Several things in this journal are unique and worthy of mention. First, Chestnut and her friends are living the high life for much of the war, having parties, dinners, and luncheons and more-or-less living it up, even when the Yankees are approaching Richmond. They live comfortable lives, and, though Mary has a very insightful perspective into the suffering of her soldiers, she often spends as much time complaining about some minor inconvenience (such as being without her maid for a week) as she does deploring the sorry state of the starved and ill-clothed soldiers. Mary does what she can, and helps in many ways, but she is not willing to give up her parties, even when her husband repeatedly begs her too.

This diary also provides a unique view of slavery. A staunch abolitionist, Chestnut hated slavery less for the cruel treatment of the slaves than for the insolent behavior of many of them.

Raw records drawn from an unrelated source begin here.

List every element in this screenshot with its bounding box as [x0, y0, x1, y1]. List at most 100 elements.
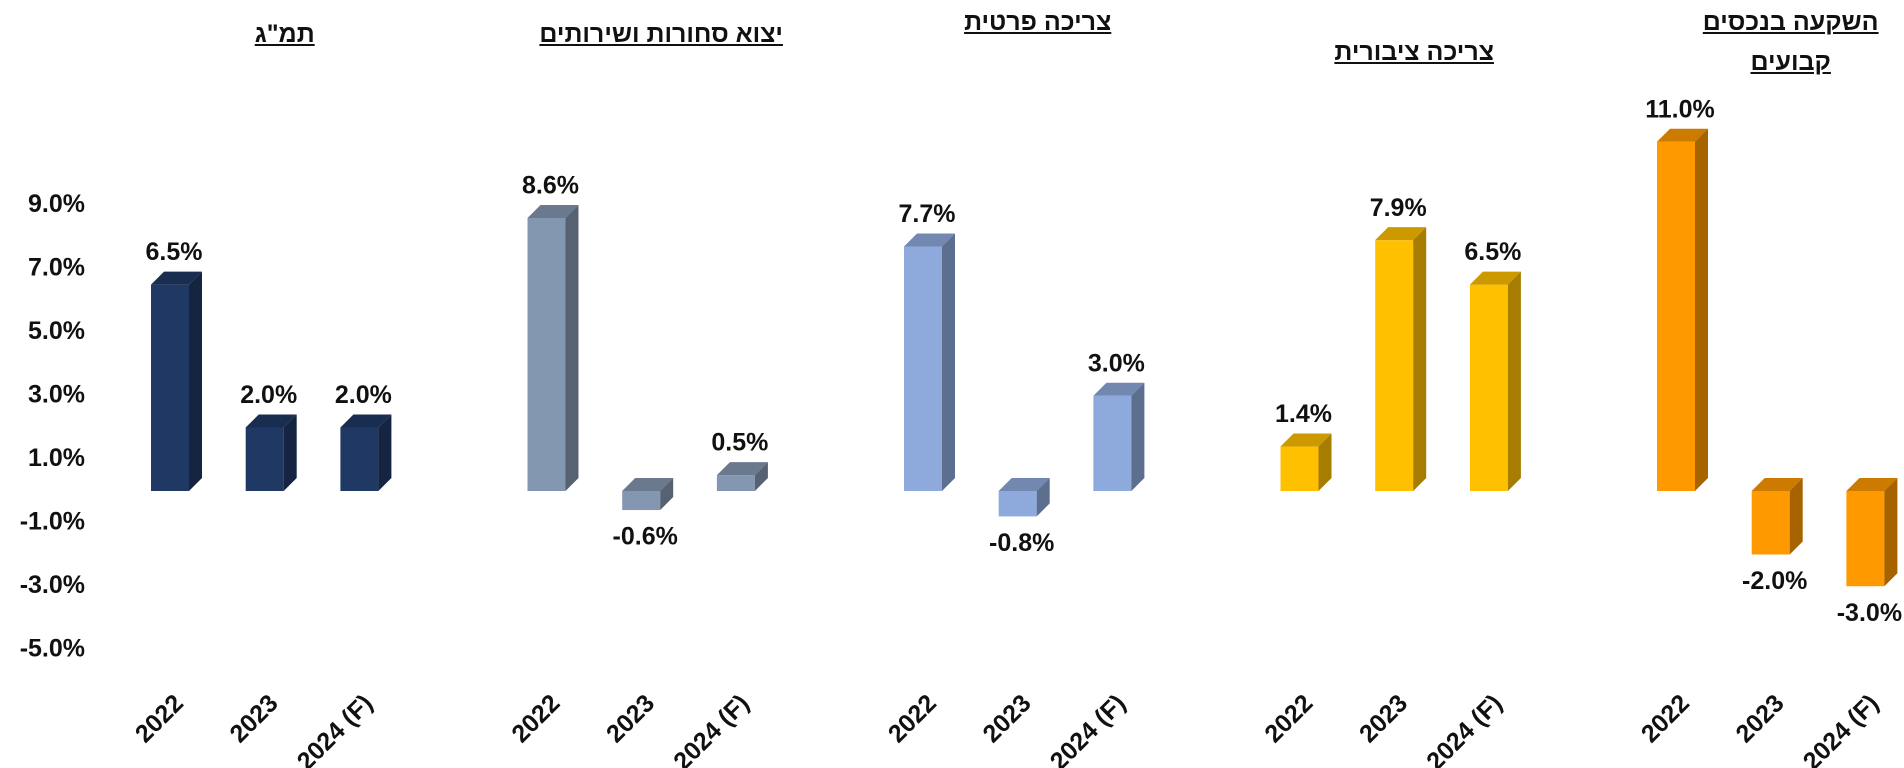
- y-tick-label: 7.0%: [28, 253, 85, 281]
- x-tick-label: 2023: [977, 689, 1036, 748]
- bar: [904, 233, 955, 491]
- bar: [1375, 227, 1427, 492]
- value-label: 11.0%: [1645, 95, 1715, 123]
- bar-side: [1318, 433, 1332, 491]
- x-tick-label: 2024 (F): [1798, 689, 1885, 768]
- panel-title: צריכה פרטית: [964, 8, 1112, 36]
- x-tick-label: 2022: [1259, 689, 1318, 748]
- y-tick-label: 5.0%: [28, 317, 85, 345]
- bar-side: [942, 233, 955, 491]
- bar-front: [1280, 446, 1319, 491]
- bar-front: [1751, 491, 1790, 555]
- x-tick-label: 2022: [506, 689, 565, 748]
- bar-front: [340, 427, 379, 491]
- x-tick-label: 2022: [130, 689, 189, 748]
- value-label: 2.0%: [335, 381, 392, 409]
- bar-top: [1469, 271, 1521, 285]
- bar-side: [283, 414, 297, 491]
- value-label: 8.6%: [522, 172, 579, 200]
- x-tick-label: 2024 (F): [668, 689, 755, 768]
- bar: [1846, 478, 1898, 587]
- bar-side: [378, 414, 392, 491]
- bar: [622, 478, 674, 511]
- bar-front: [904, 246, 942, 491]
- y-tick-label: -5.0%: [20, 634, 85, 662]
- bar-side: [1036, 478, 1050, 517]
- bar-top: [998, 478, 1050, 491]
- value-label: -3.0%: [1837, 599, 1902, 627]
- value-label: 2.0%: [240, 381, 297, 409]
- bar-side: [1695, 128, 1708, 491]
- bar-side: [565, 204, 579, 491]
- bar-front: [1469, 284, 1508, 491]
- bar-front: [245, 427, 284, 491]
- x-tick-label: 2023: [1354, 689, 1413, 748]
- bar-front: [151, 284, 189, 491]
- bar-top: [1375, 227, 1427, 241]
- bar: [1657, 128, 1708, 491]
- bar: [1751, 478, 1803, 555]
- value-label: -0.8%: [989, 529, 1054, 557]
- bar-top: [1657, 128, 1708, 142]
- value-label: -2.0%: [1742, 567, 1807, 595]
- bar-top: [1846, 478, 1898, 491]
- bar: [1469, 271, 1521, 491]
- bar: [151, 271, 202, 491]
- x-tick-label: 2024 (F): [1045, 689, 1132, 768]
- bar-front: [1375, 240, 1414, 491]
- bar: [1093, 382, 1145, 491]
- x-tick-label: 2022: [1636, 689, 1695, 748]
- panel-title: השקעה בנכסים קבועים: [1702, 8, 1879, 76]
- panel-title: תמ"ג: [254, 20, 315, 48]
- bar-front: [1657, 141, 1695, 491]
- bar-top: [904, 233, 955, 247]
- y-tick-label: 3.0%: [28, 380, 85, 408]
- value-label: 6.5%: [146, 238, 203, 266]
- x-tick-label: 2023: [224, 689, 283, 748]
- x-tick-label: 2022: [883, 689, 942, 748]
- y-tick-label: 9.0%: [28, 190, 85, 218]
- bar-top: [622, 478, 674, 491]
- bar: [998, 478, 1050, 517]
- bar-side: [1507, 271, 1521, 491]
- bar-side: [1884, 478, 1898, 587]
- value-label: 6.5%: [1464, 238, 1521, 266]
- x-tick-label: 2023: [1730, 689, 1789, 748]
- value-label: -0.6%: [613, 523, 678, 551]
- bar-front: [716, 475, 755, 491]
- bar-top: [1093, 382, 1145, 396]
- bar-side: [189, 271, 202, 491]
- bar-front: [1093, 395, 1132, 491]
- bar-top: [527, 204, 579, 218]
- value-label: 3.0%: [1088, 349, 1145, 377]
- bar: [245, 414, 297, 491]
- bar: [1280, 433, 1332, 491]
- bar: [716, 462, 768, 491]
- bar-top: [1751, 478, 1803, 491]
- bar-front: [527, 217, 566, 491]
- bar-side: [1413, 227, 1427, 492]
- bar: [340, 414, 392, 491]
- bar-side: [660, 478, 674, 511]
- bar-side: [1131, 382, 1145, 491]
- bar-side: [754, 462, 768, 491]
- x-tick-label: 2024 (F): [292, 689, 379, 768]
- panel-title: צריכה ציבורית: [1334, 38, 1494, 66]
- y-tick-label: 1.0%: [28, 444, 85, 472]
- bar-top: [1280, 433, 1332, 447]
- bar-top: [340, 414, 392, 428]
- bar-top: [245, 414, 297, 428]
- x-tick-label: 2023: [601, 689, 660, 748]
- bar: [527, 204, 579, 491]
- value-label: 7.7%: [899, 200, 956, 228]
- x-tick-label: 2024 (F): [1421, 689, 1508, 768]
- value-label: 1.4%: [1275, 400, 1332, 428]
- value-label: 0.5%: [711, 429, 768, 457]
- y-tick-label: -1.0%: [20, 507, 85, 535]
- bar-front: [622, 491, 661, 511]
- bar-front: [1846, 491, 1885, 587]
- y-tick-label: -3.0%: [20, 571, 85, 599]
- bar-side: [1789, 478, 1803, 555]
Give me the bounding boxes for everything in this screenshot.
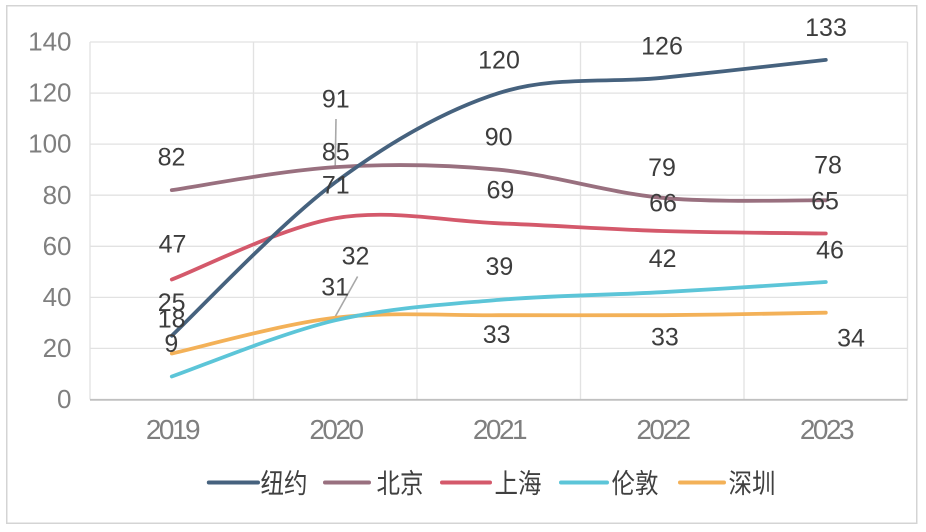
svg-text:2019: 2019 [146, 414, 200, 445]
svg-text:90: 90 [485, 123, 513, 151]
svg-text:79: 79 [648, 154, 676, 182]
svg-text:0: 0 [57, 384, 71, 414]
svg-text:65: 65 [811, 187, 839, 215]
svg-text:2022: 2022 [636, 414, 690, 445]
svg-text:42: 42 [649, 245, 677, 273]
svg-text:120: 120 [478, 46, 520, 74]
svg-text:60: 60 [43, 231, 72, 261]
svg-text:18: 18 [158, 306, 186, 334]
svg-text:120: 120 [28, 78, 71, 108]
svg-text:31: 31 [321, 273, 349, 301]
svg-text:33: 33 [483, 321, 511, 349]
svg-text:39: 39 [485, 253, 513, 281]
svg-text:33: 33 [651, 323, 679, 351]
svg-text:69: 69 [486, 177, 514, 205]
svg-text:78: 78 [814, 151, 842, 179]
svg-text:85: 85 [322, 139, 350, 167]
svg-text:80: 80 [43, 180, 72, 210]
svg-text:9: 9 [164, 330, 178, 358]
svg-text:71: 71 [322, 172, 350, 200]
svg-text:2020: 2020 [309, 414, 363, 445]
svg-text:32: 32 [342, 243, 370, 271]
svg-text:20: 20 [43, 333, 72, 363]
svg-text:2023: 2023 [800, 414, 854, 445]
svg-text:46: 46 [816, 236, 844, 264]
svg-text:34: 34 [837, 324, 865, 352]
svg-text:100: 100 [28, 129, 71, 159]
svg-text:66: 66 [649, 189, 677, 217]
svg-text:82: 82 [158, 143, 186, 171]
svg-text:140: 140 [28, 27, 71, 57]
svg-text:47: 47 [159, 230, 187, 258]
svg-text:91: 91 [322, 85, 350, 113]
svg-text:25: 25 [158, 289, 186, 317]
svg-text:126: 126 [641, 33, 683, 61]
svg-text:40: 40 [43, 282, 72, 312]
svg-text:2021: 2021 [473, 414, 527, 445]
svg-text:133: 133 [805, 14, 847, 42]
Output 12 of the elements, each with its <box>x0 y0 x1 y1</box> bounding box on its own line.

Her husband's slaves were well taken care of, and did less work than they consumed in goods. Mary recounts many horrific tales of what happened when the slaves were set free--a story of a white family going along a road and picking up a wagonload of Negro infants which had been abandoned by parents enjoying their freedom, for example. She never questions that slavery is wrong, but she does argue that Harriet Beecher Stowe's account of slavery was the exception, not the rule. This is an interesting perspective, whatever the truth of it.

All in all, this is a great diary, and a splendid resource. Thank goodness this book has been reissued. The edition edited by Ben Ames Williams contained unsatisfactory notes, including some in which Williams shamelessly engaged in self-promotion of his novel. This book is indispensable for anyone looking for primary accounts of the human aspect of the war between the states.